Ralph Sanders in his studioI have always admired wordless graphic narratives, editorial cartoons and illustrated characters of all ages in comic books and in classic literature. So I was inspired to create a graphic novel of John Bunyan’s 1678 Christian allegorical text “The Pilgrim’s Progress”.

I have a Bachelor of Fine Arts from Texas Tech University and a Master of Fine Arts from East Tennessee State University. My teaching experience is at the college level for many years in the South and in Appalachia – the area of the United States with the richest traditions of storytelling and folk art. These forms came with Scots Irish and Irish settlers and have had a strong influence on me. In the past few years I have been creating my own way of storytelling using a graphic novel approach.

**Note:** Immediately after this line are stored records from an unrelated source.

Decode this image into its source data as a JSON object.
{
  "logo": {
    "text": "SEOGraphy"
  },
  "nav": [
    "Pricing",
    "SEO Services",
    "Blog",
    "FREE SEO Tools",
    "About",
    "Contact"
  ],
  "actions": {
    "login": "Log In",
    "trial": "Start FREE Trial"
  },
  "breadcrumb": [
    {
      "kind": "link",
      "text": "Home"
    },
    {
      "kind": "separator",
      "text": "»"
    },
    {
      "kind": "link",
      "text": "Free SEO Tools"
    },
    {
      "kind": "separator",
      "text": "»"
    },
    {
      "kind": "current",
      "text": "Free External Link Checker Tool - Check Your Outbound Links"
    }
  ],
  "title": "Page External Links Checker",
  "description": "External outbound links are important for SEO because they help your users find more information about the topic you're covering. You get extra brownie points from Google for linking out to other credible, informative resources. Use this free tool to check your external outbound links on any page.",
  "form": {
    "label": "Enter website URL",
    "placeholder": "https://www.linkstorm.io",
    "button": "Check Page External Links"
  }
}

My current work on Pilgrim’s Progress is really just storytelling.

Graphic Novel for Our Present, Technological Age

My goal with this graphic novel was to use a series of illustrations that present an unambiguous message which impart emotional impact to an old story, Pilgrim’s Progress by John Bunyan. I wanted memorable characters and scenes with which a reader today could quickly grasp the timeless narrative in Pilgrim’s Progress. I chose common, everyday words and phrases that transmit the message with a high level of immediacy.

They reflect our present technological age in which all resources are always open for search and acquisition, where everything in life involves a monetary transaction and where we are constantly in touch with new creations. Everyone is always online either literally or in some other personally chosen or socially inevitable sense.

John Bunyan’s story reflects an English view on humanity 337 years ago. I feel that people are basically the same today, although technology certainly has changed. The original storyline still has meaning through its societal and biblical references that highlight the common thread of the human experience.

Pilgrim, the motorcyclist, is my everyman. Visually, he is usually secondary to other characters and the settings, but he functions, nevertheless, as the unifying element of the storyline; we are on his journey. He travels a road in a near future as I imagine it and I make observations on the economy, labor, politics, religion and war with each frame and page. He is, like Christian in the original story, traveling because his name has been called, and he knows he has to go. Staying in “Destruction City” will accomplish only what that city is named for: It will destroy him. The Pilgrim travels the “King’s Highway” by motorcycle; the route is lined with doors to “Hell” in cities, shopping malls, gas stations, churches and farms. Each crossroad shows the various fates should a wrong turn be made. The road eventually leads to “Home”: from the “Temporal” to the “Eternal”.